Karen also has issues to deal with in this episode that intersect with Ben’s. She takes a meeting with lawyers for Union Allied, who warn her that she could be in major trouble for violating the non-disclosure agreement she signed when she first started working for Union Allied. They’re offering her immunity and six month’s salary if she signs a new agreement to never talk about Union Allied again. While it’s an offer that would be hard for Karen to refuse, it just doesn’t sit well with her considering the level of Union Allied’s crimes. She pays a visit to the wife of the man she was framed for murdering, and the conversation is awkward. The wife knows that nothing romantic happened, but it turns out she has already signed an agreement with Union Allied similar to what they are offering Karen. By the end of the episode, Karen is paying an in-person visit to Ben and offering him her complete story.
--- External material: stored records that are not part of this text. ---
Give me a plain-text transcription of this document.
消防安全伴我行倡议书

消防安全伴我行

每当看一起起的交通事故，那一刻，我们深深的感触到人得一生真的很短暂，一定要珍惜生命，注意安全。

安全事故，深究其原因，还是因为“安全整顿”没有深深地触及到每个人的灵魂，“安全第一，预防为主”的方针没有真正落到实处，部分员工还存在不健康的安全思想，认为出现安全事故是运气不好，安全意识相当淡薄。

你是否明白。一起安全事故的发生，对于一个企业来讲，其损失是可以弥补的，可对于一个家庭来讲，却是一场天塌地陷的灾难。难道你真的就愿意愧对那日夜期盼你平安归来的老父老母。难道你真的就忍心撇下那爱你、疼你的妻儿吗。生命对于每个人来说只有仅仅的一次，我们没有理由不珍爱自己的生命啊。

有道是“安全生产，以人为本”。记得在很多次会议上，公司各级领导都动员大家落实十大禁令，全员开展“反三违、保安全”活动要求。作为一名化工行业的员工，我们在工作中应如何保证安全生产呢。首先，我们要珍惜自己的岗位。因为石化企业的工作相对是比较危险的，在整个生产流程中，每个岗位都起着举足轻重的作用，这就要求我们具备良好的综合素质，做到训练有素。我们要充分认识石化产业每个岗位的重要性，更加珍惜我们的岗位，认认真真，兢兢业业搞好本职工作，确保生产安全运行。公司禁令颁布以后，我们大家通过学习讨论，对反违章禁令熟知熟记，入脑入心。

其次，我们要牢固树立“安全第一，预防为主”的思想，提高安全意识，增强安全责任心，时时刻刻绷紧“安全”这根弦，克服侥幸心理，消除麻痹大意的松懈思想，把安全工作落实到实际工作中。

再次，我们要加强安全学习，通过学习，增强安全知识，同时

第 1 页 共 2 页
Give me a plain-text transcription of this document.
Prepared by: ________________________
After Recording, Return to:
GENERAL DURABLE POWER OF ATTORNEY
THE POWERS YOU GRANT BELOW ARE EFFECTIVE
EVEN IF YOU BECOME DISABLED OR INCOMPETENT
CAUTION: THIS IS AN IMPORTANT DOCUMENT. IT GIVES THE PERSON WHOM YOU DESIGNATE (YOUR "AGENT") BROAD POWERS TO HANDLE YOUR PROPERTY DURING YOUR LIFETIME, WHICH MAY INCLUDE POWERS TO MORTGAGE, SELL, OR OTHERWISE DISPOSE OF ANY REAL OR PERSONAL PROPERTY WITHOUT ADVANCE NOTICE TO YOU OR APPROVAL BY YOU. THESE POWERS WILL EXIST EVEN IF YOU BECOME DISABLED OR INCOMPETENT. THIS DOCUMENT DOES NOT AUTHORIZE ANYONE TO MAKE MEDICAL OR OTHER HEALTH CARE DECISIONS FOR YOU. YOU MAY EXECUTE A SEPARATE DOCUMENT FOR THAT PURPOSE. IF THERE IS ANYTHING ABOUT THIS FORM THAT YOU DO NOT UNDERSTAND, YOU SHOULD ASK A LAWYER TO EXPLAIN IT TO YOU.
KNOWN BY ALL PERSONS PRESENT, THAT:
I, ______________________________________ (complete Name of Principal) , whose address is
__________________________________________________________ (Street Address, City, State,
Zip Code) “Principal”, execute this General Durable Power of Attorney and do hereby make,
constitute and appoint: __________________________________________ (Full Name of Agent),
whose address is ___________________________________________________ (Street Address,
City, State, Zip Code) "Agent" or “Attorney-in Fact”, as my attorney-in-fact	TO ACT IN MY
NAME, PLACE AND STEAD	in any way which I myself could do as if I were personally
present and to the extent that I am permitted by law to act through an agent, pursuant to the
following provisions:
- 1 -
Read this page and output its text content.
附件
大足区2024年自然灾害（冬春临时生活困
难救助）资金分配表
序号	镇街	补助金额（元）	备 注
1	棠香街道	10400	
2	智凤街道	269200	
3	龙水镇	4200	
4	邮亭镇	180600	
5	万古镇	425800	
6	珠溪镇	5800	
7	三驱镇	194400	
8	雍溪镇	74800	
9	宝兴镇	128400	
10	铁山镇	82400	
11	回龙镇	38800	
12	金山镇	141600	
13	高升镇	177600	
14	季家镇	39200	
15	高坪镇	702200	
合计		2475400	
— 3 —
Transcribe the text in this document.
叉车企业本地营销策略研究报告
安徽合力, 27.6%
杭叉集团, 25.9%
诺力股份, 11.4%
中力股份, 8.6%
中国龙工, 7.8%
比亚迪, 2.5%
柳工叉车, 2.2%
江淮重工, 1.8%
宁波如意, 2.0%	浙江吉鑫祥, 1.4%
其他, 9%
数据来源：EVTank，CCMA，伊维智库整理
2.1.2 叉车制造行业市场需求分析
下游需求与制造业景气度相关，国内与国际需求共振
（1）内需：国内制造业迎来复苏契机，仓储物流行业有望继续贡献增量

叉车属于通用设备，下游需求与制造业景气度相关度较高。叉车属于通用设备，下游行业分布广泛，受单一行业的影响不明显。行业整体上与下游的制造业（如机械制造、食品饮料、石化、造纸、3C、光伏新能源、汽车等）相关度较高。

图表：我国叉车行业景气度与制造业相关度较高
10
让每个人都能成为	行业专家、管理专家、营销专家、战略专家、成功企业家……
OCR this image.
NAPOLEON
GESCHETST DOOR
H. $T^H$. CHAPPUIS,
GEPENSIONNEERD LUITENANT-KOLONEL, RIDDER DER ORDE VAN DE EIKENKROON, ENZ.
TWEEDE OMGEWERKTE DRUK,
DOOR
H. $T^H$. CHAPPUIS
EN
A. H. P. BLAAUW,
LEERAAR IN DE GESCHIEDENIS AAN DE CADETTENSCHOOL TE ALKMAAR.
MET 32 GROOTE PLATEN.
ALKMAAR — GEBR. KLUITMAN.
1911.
Somehow Matt and Foggy have the superpower of getting their client scheduled for a full jury trial within days of his arrest. In fact, this is probably the most far-fetched thing I’ve seen on the show to date! Despite being extremely unlikely, it is kind of cool to get to see Matt and Foggy use their lawyering skills, though. Foggy gives a great opening statement. In the middle of the trial, there’s some intrigue where Matt hears one juror’s heart moving especially fast. We then see a thug trying to extort said juror. Matt, in Daredevil mode, threatens the thug, and the compromised juror is dismissed. Matt then delivers a great closing statement about how Healy’s moral status doesn’t matter. What matters is how the facts are applied to the law. The case ends in a mistrial. Afterwards, Matt (again in Daredevil mode) confronts Healy and demands to know who is boss is. After a little torture, Healy gives up the name Wilson Fisk. He then kills himself because he is afraid of the consequences of giving up that information. At the very end of the episode, we see Fisk himself at an art gallery opening.